The Wavelets.Threshold
module includes the following utilities
# threshold types with parameter
threshold!(x::AbstractArray, TH::THType, t::Real)
threshold(x::AbstractArray, TH::THType, t::Real)
# without parameter (PosTH, NegTH)
threshold!(x::AbstractArray, TH::THType)
threshold(x::AbstractArray, TH::THType)
# denoising
denoise(x::AbstractArray,
wt=DEFAULT_WAVELET;
L::Int=min(maxtransformlevels(x),6),
dnt=VisuShrink(size(x,1)),
estnoise::Function=noisest,
TI=false,
nspin=tuple([8 for i=1:ndims(x)]...) )
# entropy
coefentropy(x, et::Entropy, nrm)
# best basis for WPT limited to active inital tree nodes
bestbasistree(y::AbstractVector, wt::DiscreteWavelet,
L::Integer=nscales(y), et::Entropy=ShannonEntropy() )
bestbasistree(y::AbstractVector, wt::DiscreteWavelet,
tree::BitVector, et::Entropy=ShannonEntropy() )
Type | Details |
---|---|
Thresholding | <: THType |
HardTH |
hard thresholding |
SoftTH |
soft threshold |
SemiSoftTH |
semisoft thresholding |
SteinTH |
stein thresholding |
PosTH |
positive thresholding |
NegTH |
negative thresholding |
BiggestTH |
biggest m-term (best m-term) approx. |
Denoising | <: DNFT |
VisuShrink |
VisuShrink denoising |
Entropy | <: Entropy |
ShannonEntropy |
-v^2*log(v^2) (Coifman-Wickerhauser) |
LogEnergyEntropy |
-log(v^2) |
Find best basis tree for wpt
, and compare to dwt
using biggest m-term approximations.
wt = wavelet(WT.db4)
x = sin.(4*range(0, stop=2*pi-eps(), length=1024))

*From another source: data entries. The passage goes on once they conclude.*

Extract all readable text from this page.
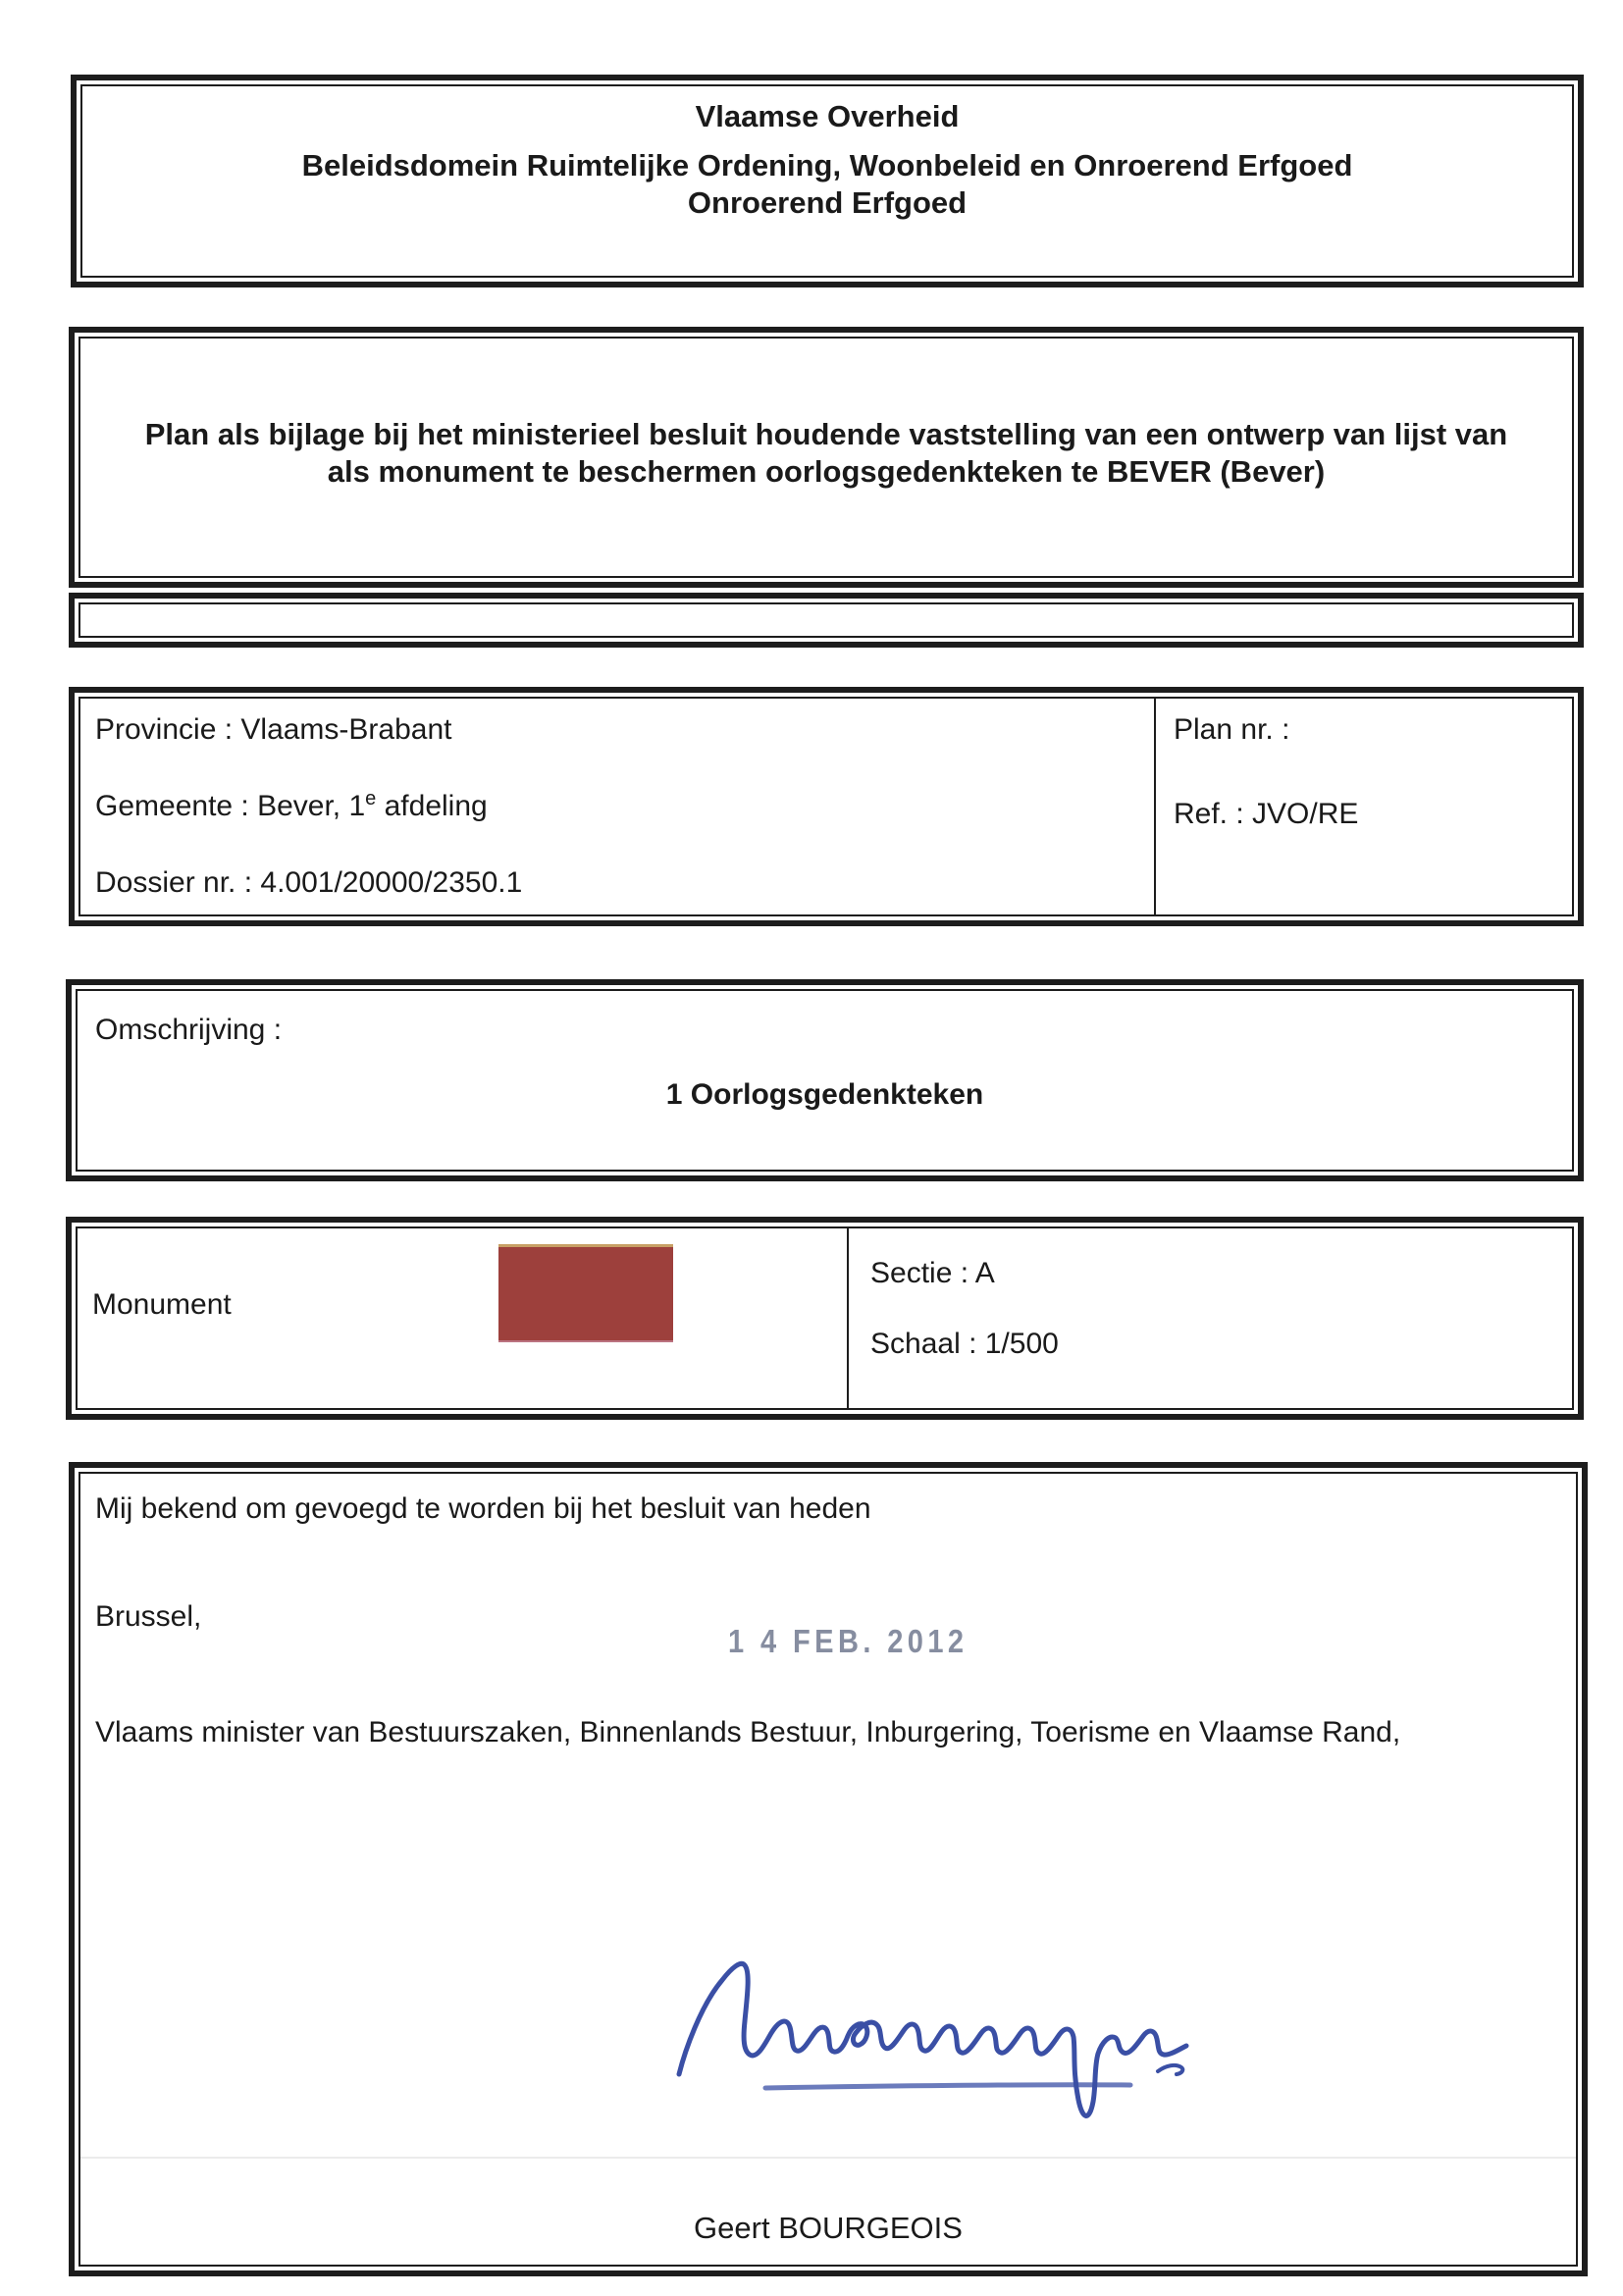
Vlaamse Overheid
Beleidsdomein Ruimtelijke Ordening, Woonbeleid en Onroerend Erfgoed
Onroerend Erfgoed
Plan als bijlage bij het ministerieel besluit houdende vaststelling van een ontwerp van lijst van
als monument te beschermen oorlogsgedenkteken te BEVER (Bever)
Provincie : Vlaams-Brabant
Gemeente : Bever, 1e afdeling
Dossier nr. : 4.001/20000/2350.1
Plan nr. :
Ref. : JVO/RE
Omschrijving :
1 Oorlogsgedenkteken
Monument
Sectie : A
Schaal : 1/500
Mij bekend om gevoegd te worden bij het besluit van heden
Brussel,
1 4 FEB. 2012
Vlaams minister van Bestuurszaken, Binnenlands Bestuur, Inburgering, Toerisme en Vlaamse Rand,
Geert BOURGEOIS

tree = bestbasistree(x, wt)
xtb = wpt(x, wt, tree)
xt = dwt(x, wt)
# get biggest m-term approximations
m = 50
threshold!(xtb, BiggestTH(), m)
threshold!(xt, BiggestTH(), m)
# compare sparse approximations in ell_2 norm
norm(x - iwpt(xtb, wt, tree), 2) # best basis wpt
norm(x - idwt(xt, wt), 2) # regular dwt
julia> norm(x - iwpt(xtb, wt, tree), 2)
0.008941070750964843
julia> norm(x - idwt(xt, wt), 2)
0.05964431178940861
Denoising:
n = 2^11;
x0 = testfunction(n,"Doppler")
x = x0 + 0.05*randn(n)
y = denoise(x,TI=true)
Timing of dwt
(using db2
filter of length 4) and fft
. The lifting wavelet transforms are faster and use less memory than fft
in 1-D and 2-D. dwt
by lifting is currently 2x faster than by filtering.
# 10 iterations
dwt by filtering (N=1048576), 20 levels
elapsed time: 0.247907616 seconds (125861504 bytes allocated, 8.81% gc time)

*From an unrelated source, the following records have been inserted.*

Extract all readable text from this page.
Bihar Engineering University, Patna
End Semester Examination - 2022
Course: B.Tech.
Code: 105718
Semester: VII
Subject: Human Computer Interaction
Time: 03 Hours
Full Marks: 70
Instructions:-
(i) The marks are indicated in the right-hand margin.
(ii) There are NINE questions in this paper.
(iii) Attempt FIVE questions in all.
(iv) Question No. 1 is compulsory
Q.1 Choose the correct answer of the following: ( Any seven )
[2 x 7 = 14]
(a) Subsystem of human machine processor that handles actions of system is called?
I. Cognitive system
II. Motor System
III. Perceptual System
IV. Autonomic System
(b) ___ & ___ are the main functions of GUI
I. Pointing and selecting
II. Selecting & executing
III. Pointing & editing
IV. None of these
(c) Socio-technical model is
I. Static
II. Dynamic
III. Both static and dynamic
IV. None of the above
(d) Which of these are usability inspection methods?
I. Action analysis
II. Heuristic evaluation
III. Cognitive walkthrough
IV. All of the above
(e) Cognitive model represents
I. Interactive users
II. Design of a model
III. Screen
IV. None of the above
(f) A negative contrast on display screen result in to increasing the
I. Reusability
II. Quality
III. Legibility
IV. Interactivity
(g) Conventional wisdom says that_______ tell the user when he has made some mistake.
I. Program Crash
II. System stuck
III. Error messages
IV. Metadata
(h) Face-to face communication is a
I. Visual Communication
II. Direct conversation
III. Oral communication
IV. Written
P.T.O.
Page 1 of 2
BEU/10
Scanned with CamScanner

dwt by lifting (N=1048576), 20 levels
elapsed time: 0.131240966 seconds (104898544 bytes allocated, 17.48% gc time)
fft (N=1048576), (FFTW)
elapsed time: 0.487693289 seconds (167805296 bytes allocated, 8.67% gc time)

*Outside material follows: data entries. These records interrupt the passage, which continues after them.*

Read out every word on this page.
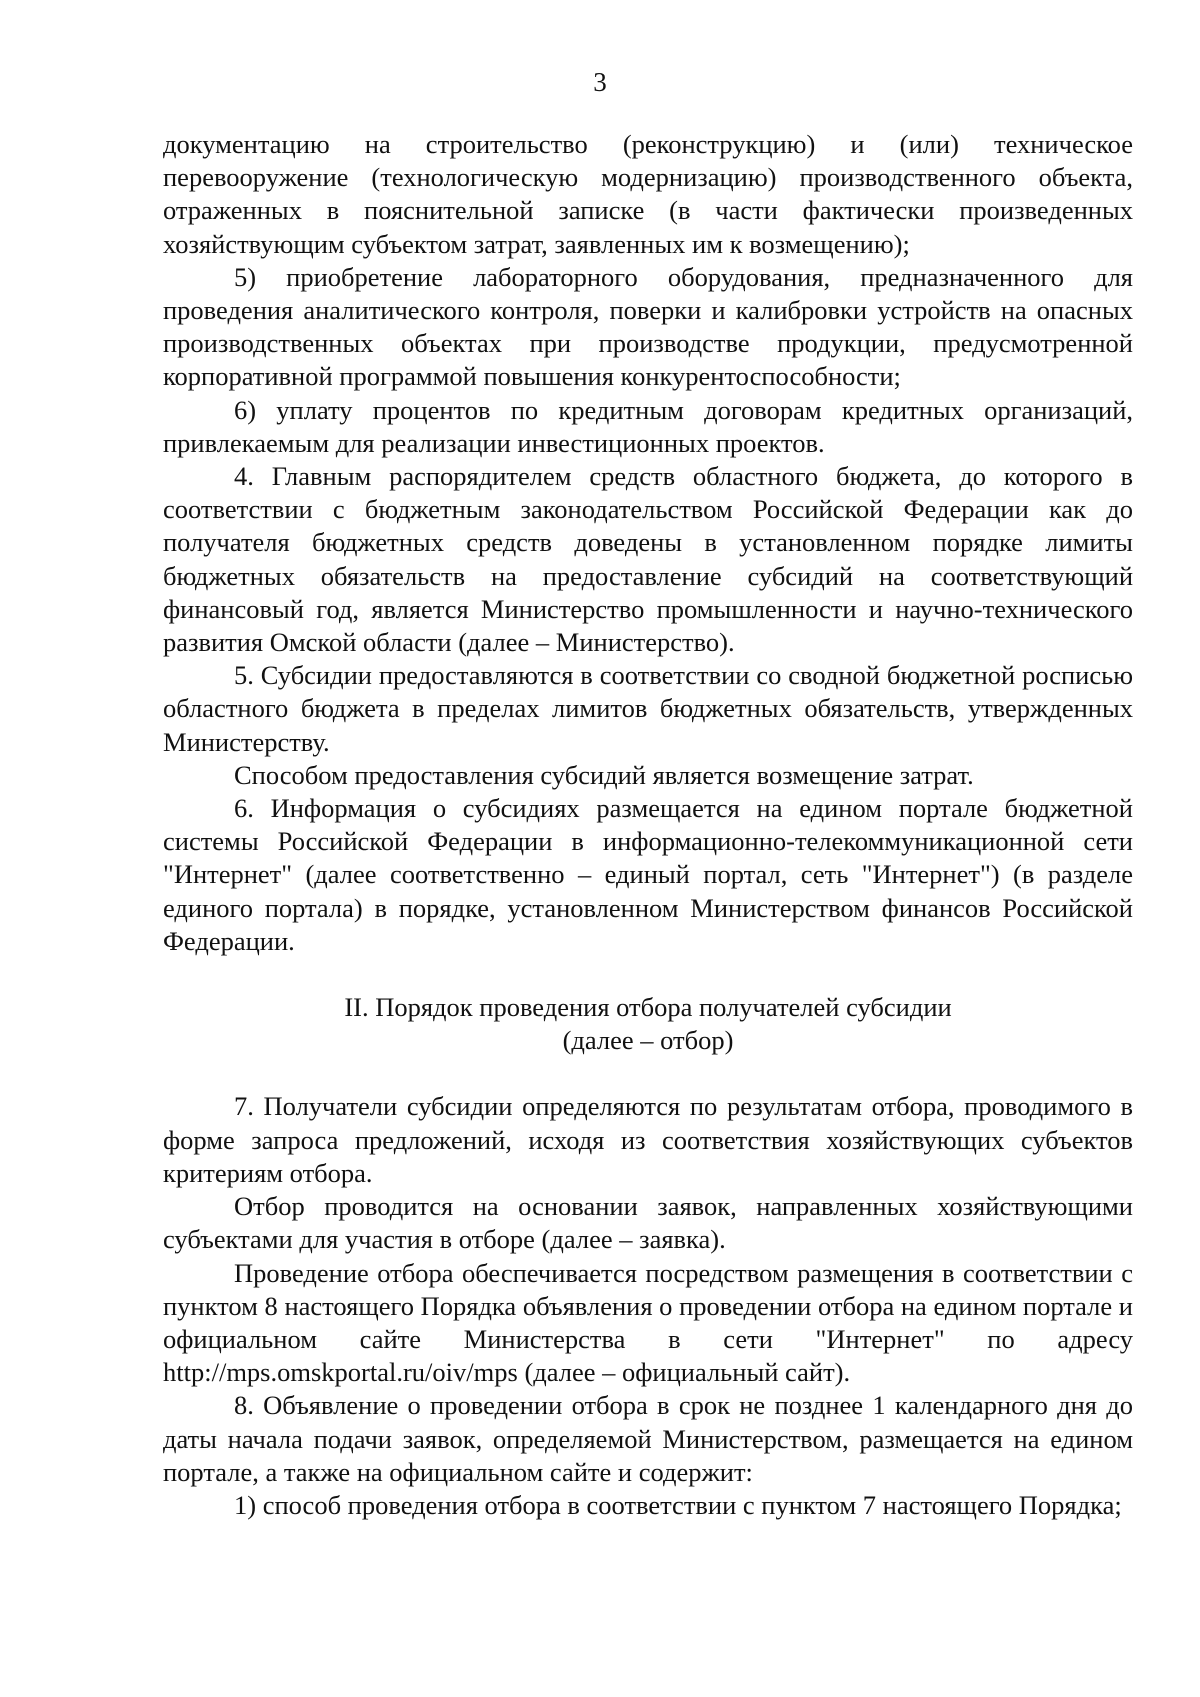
3

документацию на строительство (реконструкцию) и (или) техническое перевооружение (технологическую модернизацию) производственного объекта, отраженных в пояснительной записке (в части фактически произведенных хозяйствующим субъектом затрат, заявленных им к возмещению);

5) приобретение лабораторного оборудования, предназначенного для проведения аналитического контроля, поверки и калибровки устройств на опасных производственных объектах при производстве продукции, предусмотренной корпоративной программой повышения конкурентоспособности;

6) уплату процентов по кредитным договорам кредитных организаций, привлекаемым для реализации инвестиционных проектов.

4. Главным распорядителем средств областного бюджета, до которого в соответствии с бюджетным законодательством Российской Федерации как до получателя бюджетных средств доведены в установленном порядке лимиты бюджетных обязательств на предоставление субсидий на соответствующий финансовый год, является Министерство промышленности и научно-технического развития Омской области (далее – Министерство).

5. Субсидии предоставляются в соответствии со сводной бюджетной росписью областного бюджета в пределах лимитов бюджетных обязательств, утвержденных Министерству.

Способом предоставления субсидий является возмещение затрат.

6. Информация о субсидиях размещается на едином портале бюджетной системы Российской Федерации в информационно-телекоммуникационной сети "Интернет" (далее соответственно – единый портал, сеть "Интернет") (в разделе единого портала) в порядке, установленном Министерством финансов Российской Федерации.

II. Порядок проведения отбора получателей субсидии

(далее – отбор)

7. Получатели субсидии определяются по результатам отбора, проводимого в форме запроса предложений, исходя из соответствия хозяйствующих субъектов критериям отбора.

Отбор проводится на основании заявок, направленных хозяйствующими субъектами для участия в отборе (далее – заявка).

Проведение отбора обеспечивается посредством размещения в соответствии с пунктом 8 настоящего Порядка объявления о проведении отбора на едином портале и официальном сайте Министерства в сети "Интернет" по адресу http://mps.omskportal.ru/oiv/mps (далее – официальный сайт).

8. Объявление о проведении отбора в срок не позднее 1 календарного дня до даты начала подачи заявок, определяемой Министерством, размещается на едином портале, а также на официальном сайте и содержит:

1) способ проведения отбора в соответствии с пунктом 7 настоящего Порядка;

For 2-D transforms (using a db4
filter and CDF 9/7 lifting scheme):
# 10 iterations
dwt by filtering (N=1024x1024), 10 levels
elapsed time: 0.773281141 seconds (85813504 bytes allocated, 2.87% gc time)
dwt by lifting (N=1024x1024), 10 levels
elapsed time: 0.317705928 seconds (88765424 bytes allocated, 3.44% gc time)
fft (N=1024x1024), (FFTW)
elapsed time: 0.577537263 seconds (167805888 bytes allocated, 5.53% gc time)
By using the low-level function dwt!
and pre-allocating temporary arrays, significant gains can be made in terms of memory usage (and some speedup). This is useful when transforming multiple times.